One of the industries with the highest instances of telecommuting is health care. Security breaches of patient confidential records are the nightmare of physicians and hospitals everywhere, and it is probably no surprise that these companies have some of the highest levels of network and file-access security.

It’s not just anti-virus software, either. A great many companies require their employees to log on to the computer network via a Virtual Private Network, which features not only secure username and password access but also heavy-bit encryption patterns. Some networks allow read-only access to employees.

Financial services are progressing toward telecommuting as well, with appropriate security features. Current encryption functionality allows for protecting even the most important financial information, but security risks still exist. Even the slightest risk is too much for most government agencies, although some are gravitating toward the trend one step at a time.

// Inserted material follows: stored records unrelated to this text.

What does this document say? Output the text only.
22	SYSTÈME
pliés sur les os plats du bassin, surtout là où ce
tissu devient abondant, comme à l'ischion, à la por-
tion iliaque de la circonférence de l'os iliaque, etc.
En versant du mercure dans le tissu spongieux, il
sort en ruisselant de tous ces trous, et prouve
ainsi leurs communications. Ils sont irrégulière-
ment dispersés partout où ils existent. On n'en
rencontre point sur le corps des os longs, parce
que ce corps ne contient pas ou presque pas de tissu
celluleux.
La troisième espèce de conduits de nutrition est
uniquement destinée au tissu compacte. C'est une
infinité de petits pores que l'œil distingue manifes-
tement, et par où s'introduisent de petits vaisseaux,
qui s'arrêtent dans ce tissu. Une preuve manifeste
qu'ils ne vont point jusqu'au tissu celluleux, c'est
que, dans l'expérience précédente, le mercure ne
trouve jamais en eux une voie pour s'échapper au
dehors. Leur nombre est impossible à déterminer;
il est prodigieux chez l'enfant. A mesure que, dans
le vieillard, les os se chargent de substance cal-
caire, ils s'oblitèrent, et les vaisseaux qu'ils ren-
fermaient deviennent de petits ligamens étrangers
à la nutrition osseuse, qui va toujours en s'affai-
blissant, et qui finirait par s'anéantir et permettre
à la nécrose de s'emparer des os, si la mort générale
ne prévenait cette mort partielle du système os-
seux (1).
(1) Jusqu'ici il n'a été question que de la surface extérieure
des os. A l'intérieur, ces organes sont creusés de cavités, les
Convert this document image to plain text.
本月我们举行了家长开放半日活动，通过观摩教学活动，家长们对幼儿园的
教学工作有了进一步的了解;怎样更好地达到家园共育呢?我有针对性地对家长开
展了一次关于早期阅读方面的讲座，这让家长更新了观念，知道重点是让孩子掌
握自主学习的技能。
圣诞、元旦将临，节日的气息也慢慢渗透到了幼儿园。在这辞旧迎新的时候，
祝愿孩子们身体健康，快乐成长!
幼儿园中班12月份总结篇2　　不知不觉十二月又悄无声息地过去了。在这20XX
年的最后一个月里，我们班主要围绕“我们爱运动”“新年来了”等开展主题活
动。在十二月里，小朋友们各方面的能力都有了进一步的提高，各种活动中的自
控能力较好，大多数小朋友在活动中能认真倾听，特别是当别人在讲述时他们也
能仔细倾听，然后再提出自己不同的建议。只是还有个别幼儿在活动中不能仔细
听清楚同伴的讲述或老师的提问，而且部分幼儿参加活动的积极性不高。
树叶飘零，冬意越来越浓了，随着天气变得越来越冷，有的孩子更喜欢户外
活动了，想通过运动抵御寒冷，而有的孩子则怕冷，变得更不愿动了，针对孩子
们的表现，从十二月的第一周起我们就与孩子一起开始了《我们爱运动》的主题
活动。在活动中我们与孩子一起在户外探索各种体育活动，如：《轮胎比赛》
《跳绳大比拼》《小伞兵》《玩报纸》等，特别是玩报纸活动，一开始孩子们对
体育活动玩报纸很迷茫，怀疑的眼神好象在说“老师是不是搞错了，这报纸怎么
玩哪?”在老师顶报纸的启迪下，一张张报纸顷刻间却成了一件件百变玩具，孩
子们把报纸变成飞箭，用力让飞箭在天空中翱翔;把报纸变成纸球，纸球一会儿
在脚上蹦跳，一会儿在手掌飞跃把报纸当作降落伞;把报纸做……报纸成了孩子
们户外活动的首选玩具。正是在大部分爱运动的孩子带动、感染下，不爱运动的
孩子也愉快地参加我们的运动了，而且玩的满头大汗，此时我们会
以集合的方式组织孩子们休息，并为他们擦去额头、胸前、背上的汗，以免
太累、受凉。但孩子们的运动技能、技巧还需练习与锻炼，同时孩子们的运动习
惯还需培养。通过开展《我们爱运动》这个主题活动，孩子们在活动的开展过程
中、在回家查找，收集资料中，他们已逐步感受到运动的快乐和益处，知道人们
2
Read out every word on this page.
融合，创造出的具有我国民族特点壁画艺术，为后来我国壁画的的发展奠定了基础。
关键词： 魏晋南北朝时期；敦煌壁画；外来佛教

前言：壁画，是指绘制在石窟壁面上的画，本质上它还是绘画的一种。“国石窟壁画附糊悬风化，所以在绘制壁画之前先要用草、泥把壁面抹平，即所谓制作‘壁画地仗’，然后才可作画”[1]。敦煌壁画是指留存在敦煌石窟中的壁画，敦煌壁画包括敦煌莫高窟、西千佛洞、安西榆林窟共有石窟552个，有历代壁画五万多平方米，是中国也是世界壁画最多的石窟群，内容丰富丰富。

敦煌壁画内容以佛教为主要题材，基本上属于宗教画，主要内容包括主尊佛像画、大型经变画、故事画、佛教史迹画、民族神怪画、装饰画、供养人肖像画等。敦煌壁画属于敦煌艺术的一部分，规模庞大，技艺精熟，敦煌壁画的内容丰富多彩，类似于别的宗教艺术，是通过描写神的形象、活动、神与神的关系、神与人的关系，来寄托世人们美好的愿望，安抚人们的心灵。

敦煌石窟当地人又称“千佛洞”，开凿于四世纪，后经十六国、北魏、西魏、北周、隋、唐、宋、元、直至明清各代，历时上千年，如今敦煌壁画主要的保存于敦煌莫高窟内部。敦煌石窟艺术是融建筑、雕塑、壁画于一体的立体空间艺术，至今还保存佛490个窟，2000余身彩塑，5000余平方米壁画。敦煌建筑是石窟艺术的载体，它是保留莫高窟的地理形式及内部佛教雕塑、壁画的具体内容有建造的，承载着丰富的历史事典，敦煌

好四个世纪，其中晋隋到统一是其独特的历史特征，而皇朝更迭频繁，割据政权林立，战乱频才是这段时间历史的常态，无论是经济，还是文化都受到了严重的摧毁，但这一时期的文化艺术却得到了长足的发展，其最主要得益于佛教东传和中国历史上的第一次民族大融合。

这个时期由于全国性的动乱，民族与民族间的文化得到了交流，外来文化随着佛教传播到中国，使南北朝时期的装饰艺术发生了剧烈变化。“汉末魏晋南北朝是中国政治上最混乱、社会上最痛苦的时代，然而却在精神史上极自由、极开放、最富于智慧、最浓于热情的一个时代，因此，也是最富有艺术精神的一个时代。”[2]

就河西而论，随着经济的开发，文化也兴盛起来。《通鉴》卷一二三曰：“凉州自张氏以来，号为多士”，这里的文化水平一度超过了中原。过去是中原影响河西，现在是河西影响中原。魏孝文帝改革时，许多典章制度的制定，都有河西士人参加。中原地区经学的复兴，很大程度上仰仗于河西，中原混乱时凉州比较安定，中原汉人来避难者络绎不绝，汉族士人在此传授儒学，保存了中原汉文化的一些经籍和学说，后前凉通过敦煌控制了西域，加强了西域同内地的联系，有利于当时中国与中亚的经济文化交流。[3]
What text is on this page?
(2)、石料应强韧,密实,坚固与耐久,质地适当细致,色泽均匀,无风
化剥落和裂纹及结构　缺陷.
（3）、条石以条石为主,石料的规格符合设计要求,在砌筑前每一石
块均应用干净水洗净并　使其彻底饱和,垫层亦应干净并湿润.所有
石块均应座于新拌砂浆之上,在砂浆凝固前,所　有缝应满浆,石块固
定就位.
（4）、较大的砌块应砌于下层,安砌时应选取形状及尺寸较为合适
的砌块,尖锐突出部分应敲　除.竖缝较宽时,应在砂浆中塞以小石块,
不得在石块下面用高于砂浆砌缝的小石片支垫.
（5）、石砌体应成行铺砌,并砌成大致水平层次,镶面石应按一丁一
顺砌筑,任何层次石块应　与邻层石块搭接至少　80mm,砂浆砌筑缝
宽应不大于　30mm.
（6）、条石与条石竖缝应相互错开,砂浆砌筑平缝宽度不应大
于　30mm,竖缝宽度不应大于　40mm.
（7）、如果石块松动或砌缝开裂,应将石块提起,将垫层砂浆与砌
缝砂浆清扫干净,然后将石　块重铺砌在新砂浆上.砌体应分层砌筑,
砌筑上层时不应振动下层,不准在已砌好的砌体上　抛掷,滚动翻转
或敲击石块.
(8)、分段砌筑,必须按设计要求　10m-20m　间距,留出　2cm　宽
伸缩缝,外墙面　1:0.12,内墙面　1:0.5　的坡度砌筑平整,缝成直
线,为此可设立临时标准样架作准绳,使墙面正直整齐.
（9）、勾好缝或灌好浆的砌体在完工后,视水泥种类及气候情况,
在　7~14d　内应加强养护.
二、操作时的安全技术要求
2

One main thing that companies urge their telecommuters to do is to avoid mixing business and pleasure. In other words, the work home computer is not the family home computer. Even the strongest of firewalls can’t prevent the kind of data mixups that are certain to happen when the family doctor is also the head of a family of four computer literates.

This echoes the policy of some other companies, which allow telecommuting only by employees who use company-issued PCs. These are usually bare-bones machines capable of doing only what the employer has equipped them to do.

There will always be risk involved in telecommuting, especially if it’s done over wireless networks that can be hacked more easily than wired ones. But working from home (or the Starbucks down the street) seems to be a trend that is here to stay.